Armed with their field experience, the students then moved on to the conceptualization phase during which they experimented with the concept of "iteration" or how an idea, which seems good on paper, must be constantly confronted with the field and reworked, refined, and tightened in order to respond as accurately as possible to the real needs of users. "At Sciences Po, we are used to thinking in a linear way according to a plan, whereas design has taught us to think "in the cloud"" explains a student from the Tandem project, a mentoring program between prisoners and professionals. It was also an opportunity for some students to go back to the field to test their ideas, for example, the group working on the "Draw me an emotion" project was able to exchange with teachers from a school in Cherbourg about three devices imagined to develop empathy as a tool to fight bullying (challenge from the French Ministry of National Education and Youth). The students of the "QRiosity" project were also able to test their augmented QR code solution to collect the opinions of Transilien users in situ, directly on the platforms of some of the network's stations (challenge proposed by Transilien's Mass Transit Lab).  

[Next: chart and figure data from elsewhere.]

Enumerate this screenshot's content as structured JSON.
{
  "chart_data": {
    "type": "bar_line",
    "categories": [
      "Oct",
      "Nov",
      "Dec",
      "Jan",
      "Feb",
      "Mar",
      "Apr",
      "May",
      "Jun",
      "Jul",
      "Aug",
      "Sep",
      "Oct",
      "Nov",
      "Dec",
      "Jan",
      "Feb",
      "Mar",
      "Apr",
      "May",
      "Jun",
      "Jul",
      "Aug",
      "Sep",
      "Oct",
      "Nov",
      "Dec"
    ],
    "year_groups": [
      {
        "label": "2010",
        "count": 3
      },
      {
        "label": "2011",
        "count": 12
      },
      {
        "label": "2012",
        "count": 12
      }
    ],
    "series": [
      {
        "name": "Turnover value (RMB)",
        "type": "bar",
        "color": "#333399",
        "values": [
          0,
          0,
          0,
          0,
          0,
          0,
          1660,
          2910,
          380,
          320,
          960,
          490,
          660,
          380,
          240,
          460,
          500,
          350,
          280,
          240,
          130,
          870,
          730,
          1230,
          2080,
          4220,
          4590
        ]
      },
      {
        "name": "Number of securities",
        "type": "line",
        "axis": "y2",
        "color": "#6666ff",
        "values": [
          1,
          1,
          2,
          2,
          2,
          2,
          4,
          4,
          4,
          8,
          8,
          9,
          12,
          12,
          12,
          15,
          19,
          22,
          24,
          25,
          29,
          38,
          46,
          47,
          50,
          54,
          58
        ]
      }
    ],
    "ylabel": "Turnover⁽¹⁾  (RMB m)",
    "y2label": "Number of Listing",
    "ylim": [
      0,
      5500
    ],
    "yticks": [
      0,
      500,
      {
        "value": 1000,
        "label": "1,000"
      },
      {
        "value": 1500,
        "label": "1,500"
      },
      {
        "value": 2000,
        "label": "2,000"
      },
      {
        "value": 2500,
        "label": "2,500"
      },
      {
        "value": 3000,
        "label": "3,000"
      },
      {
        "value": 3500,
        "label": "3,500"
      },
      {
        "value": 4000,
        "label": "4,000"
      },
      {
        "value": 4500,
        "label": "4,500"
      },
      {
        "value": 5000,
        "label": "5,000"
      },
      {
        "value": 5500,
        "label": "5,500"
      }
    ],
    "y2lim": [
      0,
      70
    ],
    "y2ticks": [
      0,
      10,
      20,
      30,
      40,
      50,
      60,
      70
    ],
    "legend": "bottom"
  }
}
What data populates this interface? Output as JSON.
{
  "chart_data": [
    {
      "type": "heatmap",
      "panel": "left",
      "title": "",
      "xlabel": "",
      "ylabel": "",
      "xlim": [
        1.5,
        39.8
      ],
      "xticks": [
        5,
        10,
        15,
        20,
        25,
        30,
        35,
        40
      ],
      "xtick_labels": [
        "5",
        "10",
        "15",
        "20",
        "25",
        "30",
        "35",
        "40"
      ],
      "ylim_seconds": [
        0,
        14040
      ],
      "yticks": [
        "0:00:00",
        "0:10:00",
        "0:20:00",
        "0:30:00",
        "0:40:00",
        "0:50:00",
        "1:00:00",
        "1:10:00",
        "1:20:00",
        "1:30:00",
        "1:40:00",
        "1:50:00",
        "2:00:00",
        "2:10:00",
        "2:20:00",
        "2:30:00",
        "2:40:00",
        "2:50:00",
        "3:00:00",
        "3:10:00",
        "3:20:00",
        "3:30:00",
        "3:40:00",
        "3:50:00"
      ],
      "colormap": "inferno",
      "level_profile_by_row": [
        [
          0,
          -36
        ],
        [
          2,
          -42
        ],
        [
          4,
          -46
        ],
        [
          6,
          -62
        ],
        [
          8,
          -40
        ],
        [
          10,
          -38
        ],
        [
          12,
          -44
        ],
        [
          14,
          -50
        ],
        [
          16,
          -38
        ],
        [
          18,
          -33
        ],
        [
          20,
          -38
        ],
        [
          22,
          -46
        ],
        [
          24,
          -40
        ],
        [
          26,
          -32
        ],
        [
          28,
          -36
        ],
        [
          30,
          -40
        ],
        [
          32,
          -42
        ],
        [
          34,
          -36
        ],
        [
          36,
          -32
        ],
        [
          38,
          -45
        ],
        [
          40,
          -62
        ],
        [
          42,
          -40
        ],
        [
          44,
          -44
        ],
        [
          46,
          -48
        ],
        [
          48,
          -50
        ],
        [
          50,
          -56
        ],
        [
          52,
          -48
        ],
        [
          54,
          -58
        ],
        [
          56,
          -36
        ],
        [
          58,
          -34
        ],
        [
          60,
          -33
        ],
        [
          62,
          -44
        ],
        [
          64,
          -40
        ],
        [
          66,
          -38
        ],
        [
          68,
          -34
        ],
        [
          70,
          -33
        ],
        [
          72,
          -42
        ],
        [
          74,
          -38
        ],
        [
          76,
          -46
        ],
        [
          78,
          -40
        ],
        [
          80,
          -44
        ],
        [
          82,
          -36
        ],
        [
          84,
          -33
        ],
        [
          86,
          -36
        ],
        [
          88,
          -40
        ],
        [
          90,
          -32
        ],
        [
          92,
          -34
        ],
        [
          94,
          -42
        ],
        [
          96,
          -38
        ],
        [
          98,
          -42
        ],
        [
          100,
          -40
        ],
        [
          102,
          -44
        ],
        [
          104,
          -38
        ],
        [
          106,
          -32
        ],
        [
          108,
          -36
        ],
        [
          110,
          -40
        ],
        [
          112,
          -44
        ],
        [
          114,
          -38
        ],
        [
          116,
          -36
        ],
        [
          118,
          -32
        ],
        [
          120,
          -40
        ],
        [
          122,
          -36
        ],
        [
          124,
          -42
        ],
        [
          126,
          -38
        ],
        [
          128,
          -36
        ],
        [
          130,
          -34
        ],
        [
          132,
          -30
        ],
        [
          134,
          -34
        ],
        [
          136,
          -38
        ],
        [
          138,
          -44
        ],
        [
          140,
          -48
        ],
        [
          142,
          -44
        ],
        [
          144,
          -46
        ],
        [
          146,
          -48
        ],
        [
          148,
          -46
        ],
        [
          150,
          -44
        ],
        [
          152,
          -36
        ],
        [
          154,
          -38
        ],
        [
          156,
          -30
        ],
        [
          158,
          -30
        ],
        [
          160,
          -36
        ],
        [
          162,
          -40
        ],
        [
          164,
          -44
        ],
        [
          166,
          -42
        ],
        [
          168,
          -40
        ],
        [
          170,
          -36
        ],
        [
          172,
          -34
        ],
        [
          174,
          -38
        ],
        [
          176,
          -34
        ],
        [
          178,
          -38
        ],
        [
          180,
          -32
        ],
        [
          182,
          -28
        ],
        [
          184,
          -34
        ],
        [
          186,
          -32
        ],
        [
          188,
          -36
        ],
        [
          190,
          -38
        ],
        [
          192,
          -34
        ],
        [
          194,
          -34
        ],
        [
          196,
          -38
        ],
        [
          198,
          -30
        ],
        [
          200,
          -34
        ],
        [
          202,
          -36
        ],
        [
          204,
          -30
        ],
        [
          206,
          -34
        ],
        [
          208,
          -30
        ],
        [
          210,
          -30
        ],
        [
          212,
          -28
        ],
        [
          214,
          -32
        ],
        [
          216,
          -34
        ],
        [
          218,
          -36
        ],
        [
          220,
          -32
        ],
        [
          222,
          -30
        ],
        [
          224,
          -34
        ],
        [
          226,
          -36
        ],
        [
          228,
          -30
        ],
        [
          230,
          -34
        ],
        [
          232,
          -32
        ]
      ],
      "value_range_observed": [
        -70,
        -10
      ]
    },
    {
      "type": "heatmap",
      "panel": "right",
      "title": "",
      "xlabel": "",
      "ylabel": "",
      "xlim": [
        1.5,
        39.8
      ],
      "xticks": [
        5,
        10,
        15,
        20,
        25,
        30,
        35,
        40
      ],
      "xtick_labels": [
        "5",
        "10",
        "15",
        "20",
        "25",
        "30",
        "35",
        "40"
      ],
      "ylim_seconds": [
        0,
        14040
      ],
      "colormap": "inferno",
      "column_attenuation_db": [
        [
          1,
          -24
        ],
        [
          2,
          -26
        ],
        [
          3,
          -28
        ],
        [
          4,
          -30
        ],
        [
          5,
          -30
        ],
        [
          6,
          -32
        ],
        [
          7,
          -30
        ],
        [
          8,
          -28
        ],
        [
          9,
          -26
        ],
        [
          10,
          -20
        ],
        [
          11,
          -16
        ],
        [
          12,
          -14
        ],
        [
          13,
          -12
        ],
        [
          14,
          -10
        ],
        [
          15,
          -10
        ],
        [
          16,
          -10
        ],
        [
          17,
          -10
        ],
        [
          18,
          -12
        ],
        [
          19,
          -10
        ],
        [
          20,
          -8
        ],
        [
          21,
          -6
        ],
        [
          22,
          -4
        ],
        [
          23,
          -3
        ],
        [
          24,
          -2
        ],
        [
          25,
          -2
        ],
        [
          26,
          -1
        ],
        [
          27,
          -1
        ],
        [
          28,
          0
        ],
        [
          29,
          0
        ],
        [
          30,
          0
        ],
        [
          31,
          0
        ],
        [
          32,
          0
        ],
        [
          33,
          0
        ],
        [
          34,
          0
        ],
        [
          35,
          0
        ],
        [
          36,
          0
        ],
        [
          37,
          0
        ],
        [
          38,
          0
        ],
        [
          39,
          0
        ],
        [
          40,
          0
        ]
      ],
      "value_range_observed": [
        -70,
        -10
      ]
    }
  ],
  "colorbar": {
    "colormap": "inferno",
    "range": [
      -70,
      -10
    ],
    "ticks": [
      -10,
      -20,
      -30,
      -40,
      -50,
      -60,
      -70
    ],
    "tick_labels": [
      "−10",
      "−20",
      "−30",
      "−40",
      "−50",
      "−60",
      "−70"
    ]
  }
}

Finally, the prototyping phase allowed the students to materialize their idea in the form of a tangible object, be it a website, an application, a kit/guide, a game, an interactive map, etc. "At first, we thought we were expected to produce a typical report format, but the design method made us step out of our comfort zone to produce a more innovative solution" explains a student from the "For Tomorrow" project, a response to the challenge proposed by the European Commission on the New European Bauhaus. In this phase, nine groups benefited from special coaching from our partner AWS to go further in digital prototyping.  

GALLERY OF CHALLENGES

 

A PROFESSIONALIZING AND TRANSFORMING EXPERIENCE 

The collaborative and interdisciplinary work, especially at a distance, the project management, the public policy design method, the immersion in the problems proposed by the partners, which were sometimes very technical and specific, all contributed to making this semester a very professionalizing experience for the students, who were able to gain practical skills in these different aspects. 

"Without this way of working, we would not have questioned what would best meet the needs of the users as much, and we would have remained very conceptual on the findings", explains a student of the "From one farmer to another" project. She adds: "The Public Policy Incubator was above all an exercise in humility. At Sciences Po, we are used to building on what we know, here we learned to build on what we don't know."  

At a time when we are confronted with uncertainty in the answers to the complex challenges of our society more than ever, this is what the program is all about: teaching students to collaborate with a diversity of profiles, each with a different way of approaching a public policy issue, making them aware of design-based approaches to try to question and solve in different ways the daily problems that affect citizens, demystifying the fact of using an "object", whether digital or not, to facilitate the experimentation of ideas.  

*The School of Public Affairs offers two master's degrees in initial training: 

  • The Master in Public Policy, allowing students to evolve in all spheres of action of public affairs.
  • The Master in European Affairs, which offers our students the opportunity to move towards European careers.

In addition to the choice of master's programs, students choose one of the 11 policy streams offered. They aim to build, develop and reinforce the professionalization of students in all areas of public affairs.